A Nurr1 Agonist Causes Neuroprotection in a Parkinson’s Disease Lesion Model Primed with the Toll-Like Receptor 3 dsRNA Inflammatory Stimulant Poly(I:C)
Fig 2
SA00025 caused neuroprotection in the 6-OHDA lesion model primed with dsRNA inflammatory stimulant (poly(I:C)).

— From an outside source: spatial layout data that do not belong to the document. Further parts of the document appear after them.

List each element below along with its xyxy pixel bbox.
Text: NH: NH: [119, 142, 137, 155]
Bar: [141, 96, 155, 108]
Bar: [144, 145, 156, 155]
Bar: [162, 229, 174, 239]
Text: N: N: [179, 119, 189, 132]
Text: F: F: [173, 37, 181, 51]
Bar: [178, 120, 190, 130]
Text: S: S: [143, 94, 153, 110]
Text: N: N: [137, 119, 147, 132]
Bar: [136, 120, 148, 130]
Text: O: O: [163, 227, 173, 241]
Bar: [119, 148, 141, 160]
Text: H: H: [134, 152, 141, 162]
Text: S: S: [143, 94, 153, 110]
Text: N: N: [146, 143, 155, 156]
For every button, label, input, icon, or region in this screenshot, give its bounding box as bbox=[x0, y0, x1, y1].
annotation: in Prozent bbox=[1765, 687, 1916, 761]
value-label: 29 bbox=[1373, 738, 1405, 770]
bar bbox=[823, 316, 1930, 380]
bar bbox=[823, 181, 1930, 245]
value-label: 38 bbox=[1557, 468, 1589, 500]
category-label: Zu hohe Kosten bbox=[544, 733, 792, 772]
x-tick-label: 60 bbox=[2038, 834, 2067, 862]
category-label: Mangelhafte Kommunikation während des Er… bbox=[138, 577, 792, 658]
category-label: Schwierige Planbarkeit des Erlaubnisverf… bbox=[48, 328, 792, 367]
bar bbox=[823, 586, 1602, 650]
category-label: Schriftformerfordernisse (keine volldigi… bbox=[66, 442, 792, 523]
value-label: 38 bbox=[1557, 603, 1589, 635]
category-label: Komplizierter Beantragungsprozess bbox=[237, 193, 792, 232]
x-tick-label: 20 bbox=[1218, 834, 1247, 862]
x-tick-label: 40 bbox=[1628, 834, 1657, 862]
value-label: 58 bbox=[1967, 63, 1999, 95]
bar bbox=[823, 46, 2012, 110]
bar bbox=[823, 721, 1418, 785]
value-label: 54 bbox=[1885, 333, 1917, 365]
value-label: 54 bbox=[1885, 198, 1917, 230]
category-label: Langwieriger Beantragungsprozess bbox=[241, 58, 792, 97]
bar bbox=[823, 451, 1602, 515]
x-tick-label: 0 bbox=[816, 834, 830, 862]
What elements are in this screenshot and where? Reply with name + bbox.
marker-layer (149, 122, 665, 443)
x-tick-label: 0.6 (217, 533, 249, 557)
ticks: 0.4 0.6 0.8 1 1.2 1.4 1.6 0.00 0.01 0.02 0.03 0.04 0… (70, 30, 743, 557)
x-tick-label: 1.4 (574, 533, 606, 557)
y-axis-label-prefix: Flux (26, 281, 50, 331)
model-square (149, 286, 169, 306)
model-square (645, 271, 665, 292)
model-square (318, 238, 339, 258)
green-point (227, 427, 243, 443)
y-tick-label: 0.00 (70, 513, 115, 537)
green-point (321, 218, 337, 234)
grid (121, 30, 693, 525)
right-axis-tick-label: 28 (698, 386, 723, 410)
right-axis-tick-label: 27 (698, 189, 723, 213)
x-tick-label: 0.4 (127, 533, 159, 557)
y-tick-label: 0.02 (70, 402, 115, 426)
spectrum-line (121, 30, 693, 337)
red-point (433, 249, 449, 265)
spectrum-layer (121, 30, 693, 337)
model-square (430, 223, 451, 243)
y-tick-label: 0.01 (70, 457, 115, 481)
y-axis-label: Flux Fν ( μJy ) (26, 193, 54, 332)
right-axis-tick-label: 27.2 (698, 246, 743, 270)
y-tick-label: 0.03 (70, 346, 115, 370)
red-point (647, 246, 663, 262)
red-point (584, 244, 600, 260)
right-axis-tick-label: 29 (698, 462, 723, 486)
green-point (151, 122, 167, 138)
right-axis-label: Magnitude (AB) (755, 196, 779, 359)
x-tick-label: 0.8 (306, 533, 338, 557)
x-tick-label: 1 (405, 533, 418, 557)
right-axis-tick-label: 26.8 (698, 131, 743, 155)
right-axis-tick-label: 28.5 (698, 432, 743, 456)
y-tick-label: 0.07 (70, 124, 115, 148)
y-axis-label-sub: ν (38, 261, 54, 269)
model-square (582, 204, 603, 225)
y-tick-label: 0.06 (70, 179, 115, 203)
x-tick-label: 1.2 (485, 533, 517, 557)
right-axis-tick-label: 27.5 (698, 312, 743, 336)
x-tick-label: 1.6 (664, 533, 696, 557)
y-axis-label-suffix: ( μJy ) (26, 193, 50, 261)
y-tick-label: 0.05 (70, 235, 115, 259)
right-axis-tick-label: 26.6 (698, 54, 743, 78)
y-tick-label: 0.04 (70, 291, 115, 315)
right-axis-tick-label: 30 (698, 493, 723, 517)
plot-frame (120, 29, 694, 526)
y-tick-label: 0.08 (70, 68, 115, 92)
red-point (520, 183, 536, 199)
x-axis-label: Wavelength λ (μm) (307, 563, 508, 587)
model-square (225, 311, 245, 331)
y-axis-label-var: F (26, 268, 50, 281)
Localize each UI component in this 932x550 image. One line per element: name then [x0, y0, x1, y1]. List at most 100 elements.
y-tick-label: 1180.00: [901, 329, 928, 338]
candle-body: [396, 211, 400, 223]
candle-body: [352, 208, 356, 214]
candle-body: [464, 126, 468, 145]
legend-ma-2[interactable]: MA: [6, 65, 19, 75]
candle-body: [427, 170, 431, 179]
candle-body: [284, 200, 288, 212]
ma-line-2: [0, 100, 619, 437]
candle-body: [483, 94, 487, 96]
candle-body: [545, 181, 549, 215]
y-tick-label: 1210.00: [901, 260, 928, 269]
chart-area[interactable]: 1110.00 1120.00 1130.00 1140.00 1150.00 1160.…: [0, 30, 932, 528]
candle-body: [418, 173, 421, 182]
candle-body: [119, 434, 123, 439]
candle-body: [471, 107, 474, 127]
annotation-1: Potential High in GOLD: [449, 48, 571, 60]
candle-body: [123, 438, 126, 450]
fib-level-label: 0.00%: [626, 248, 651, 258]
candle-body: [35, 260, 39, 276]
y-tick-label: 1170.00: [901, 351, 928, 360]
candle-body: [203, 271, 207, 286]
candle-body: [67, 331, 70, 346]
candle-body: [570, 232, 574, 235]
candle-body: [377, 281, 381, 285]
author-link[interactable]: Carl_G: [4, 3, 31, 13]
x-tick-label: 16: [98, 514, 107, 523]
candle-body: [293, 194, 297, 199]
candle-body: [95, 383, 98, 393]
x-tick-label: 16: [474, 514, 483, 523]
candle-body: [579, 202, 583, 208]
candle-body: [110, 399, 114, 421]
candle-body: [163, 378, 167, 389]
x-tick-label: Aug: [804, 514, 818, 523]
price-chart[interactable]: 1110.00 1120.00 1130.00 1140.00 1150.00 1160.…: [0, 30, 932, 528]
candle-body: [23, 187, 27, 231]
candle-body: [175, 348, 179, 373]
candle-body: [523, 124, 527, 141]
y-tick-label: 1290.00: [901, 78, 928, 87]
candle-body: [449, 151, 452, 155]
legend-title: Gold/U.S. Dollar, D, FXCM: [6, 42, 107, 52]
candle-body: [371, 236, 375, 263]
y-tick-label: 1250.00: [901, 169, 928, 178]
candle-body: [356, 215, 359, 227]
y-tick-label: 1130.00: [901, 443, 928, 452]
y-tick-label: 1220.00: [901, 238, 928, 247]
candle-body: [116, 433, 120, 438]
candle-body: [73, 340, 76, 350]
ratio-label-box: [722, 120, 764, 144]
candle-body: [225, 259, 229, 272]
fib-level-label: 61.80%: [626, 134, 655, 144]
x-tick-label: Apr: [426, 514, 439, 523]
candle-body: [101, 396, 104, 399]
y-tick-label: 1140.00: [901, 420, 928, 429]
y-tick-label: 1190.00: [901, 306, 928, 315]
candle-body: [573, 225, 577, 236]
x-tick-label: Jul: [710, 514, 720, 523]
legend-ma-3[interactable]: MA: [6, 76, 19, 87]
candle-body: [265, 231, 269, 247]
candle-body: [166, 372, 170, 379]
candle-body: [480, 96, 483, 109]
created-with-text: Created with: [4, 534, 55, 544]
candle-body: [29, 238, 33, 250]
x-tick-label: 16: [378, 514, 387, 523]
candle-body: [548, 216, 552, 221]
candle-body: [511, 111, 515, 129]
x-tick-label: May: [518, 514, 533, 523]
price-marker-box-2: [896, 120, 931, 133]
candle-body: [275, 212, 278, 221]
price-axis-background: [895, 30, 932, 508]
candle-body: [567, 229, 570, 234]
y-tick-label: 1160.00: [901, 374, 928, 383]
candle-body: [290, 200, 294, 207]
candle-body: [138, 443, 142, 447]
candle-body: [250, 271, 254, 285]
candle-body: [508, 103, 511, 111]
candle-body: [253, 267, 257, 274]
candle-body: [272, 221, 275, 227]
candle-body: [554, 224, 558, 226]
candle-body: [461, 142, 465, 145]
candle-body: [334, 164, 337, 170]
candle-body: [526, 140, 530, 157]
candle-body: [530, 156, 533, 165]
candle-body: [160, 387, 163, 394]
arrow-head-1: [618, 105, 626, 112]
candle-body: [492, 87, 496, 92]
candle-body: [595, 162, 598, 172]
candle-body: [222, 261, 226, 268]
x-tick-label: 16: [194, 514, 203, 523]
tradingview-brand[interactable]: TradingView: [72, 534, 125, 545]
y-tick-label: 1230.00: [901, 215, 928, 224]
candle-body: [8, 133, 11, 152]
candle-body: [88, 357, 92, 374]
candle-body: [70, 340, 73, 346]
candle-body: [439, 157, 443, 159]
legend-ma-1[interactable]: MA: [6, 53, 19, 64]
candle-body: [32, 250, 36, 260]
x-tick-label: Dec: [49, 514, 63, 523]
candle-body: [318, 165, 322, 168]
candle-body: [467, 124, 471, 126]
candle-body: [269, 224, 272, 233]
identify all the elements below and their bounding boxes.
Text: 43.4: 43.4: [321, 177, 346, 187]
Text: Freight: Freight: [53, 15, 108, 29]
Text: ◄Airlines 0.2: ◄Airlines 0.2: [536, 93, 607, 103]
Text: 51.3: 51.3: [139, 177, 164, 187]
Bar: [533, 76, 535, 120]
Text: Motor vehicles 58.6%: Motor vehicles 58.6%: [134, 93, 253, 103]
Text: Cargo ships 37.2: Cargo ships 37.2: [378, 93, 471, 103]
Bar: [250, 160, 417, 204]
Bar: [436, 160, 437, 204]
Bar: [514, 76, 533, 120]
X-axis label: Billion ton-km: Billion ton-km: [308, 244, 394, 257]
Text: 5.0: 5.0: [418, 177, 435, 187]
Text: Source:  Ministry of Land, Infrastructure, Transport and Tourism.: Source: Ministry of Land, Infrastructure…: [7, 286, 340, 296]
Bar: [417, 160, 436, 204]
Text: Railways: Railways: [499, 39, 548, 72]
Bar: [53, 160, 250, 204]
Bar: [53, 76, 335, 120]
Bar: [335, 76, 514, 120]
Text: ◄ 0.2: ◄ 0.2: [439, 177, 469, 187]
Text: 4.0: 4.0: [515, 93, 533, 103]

Rats received an initial unilateral injection of poly(I:C) in the SN (Start—day 0) and a subsequent unilateral injection of 6-OHDA in the striatum (day 12) (A). Rats were also administered daily with the Nurr1 agonist (30mg/kg/ day) or vehicle treatment throughout the paradigm (day 1–32) and were sacrificed at day 33 (A). 24 hrs following the last gavage treatment levels of the compound were significantly elevated in brain homogenates and was absent in vehicle treated conditions (B). Representative photomicrographs indicate the Nurr1 agonist caused a protective affect on TH +ve (brown) and NeuN +ve (grey) neurons within the SNpc and TH +ve fibers in the striatum (C). Rats had a significant sparing of dopaminergic neurons in the SNpc after 32 days of treatment with the compound, compared to vehicle treatment (D). Dopamine neuron fibers in the rostral striatum were also significantly spared with Nurr1 agonist treatment compared to vehicle treatment (E). Significance is annotated as p<0.05*, unpaired T-tests. N = 6–8/ group. Graphs are expressed at mean ± SEM. Abbreviations: dorsal lateral striatum (DL Stri) & medial striatum (M Stri). Scale bars = 200μm. TH and NeuN +ve neurons are indicated by black arrow heads and NeuN +ve neurons are indicated by grey arrows.